In May, marine biologists working for the Wildlife Conservation Society observed coral bleaching off Indonesia’s Aceh province when surface waters there peaked at 93 degrees — 7 degrees higher than long-term averages. Subsequent surveys found 80 percent of the bleached corals had died. Warmer temperatures this year also affected reefs in Malaysia, Thailand, Vietnam and Sri Lanka.
In the Caribbean, scientists said this week that corals are being exposed to water temperatures higher than those reported during a record bleaching period five years ago. They warned corals there could start dying in coming weeks.
Brainard said the Hawaii and Southeast Asia bleaching events are related in that they both occurred as global temperatures hit records from January through September.
“The common denominator is more on a planetary scale,” Brainard said. “There’s more heat on the planet this year in the first nine months than any other year.”
He said bleaching hadn’t even been observed in corals until 20 years ago.
“Then with these El Nino events we started seeing more bleaching. And now these are occurring — this is one of the symptoms of global warming,” he said. “Even these small events, I think what they indicate is the whole scale is shifting.”
What the Hawaii corals experienced was significantly more mild than Southeast Asia. But being bleached could hurt the corals over time.
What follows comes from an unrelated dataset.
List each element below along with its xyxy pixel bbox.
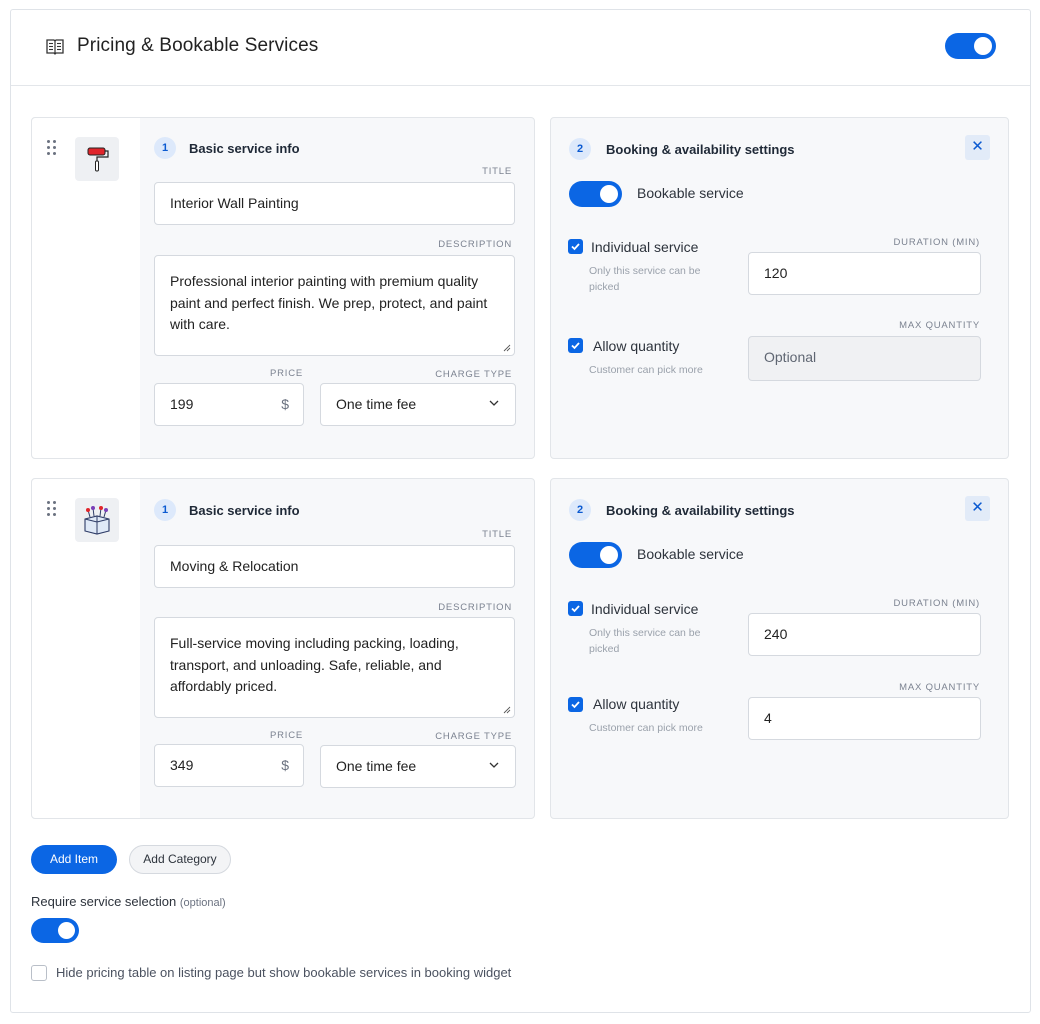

Heidi Schuttenberg, the National Oceanic and Atmospheric Administration’s research coordinator for the monument, predicted the bleached corals would be sick by the time scientists return for another research trip next year.
“When corals are bleaching, they’re essentially starving,” Schuttenberg said. “They’re very weak so even if they survive their event, they’re much more vulnerable to disease, and they have much lower reproductive capacity.”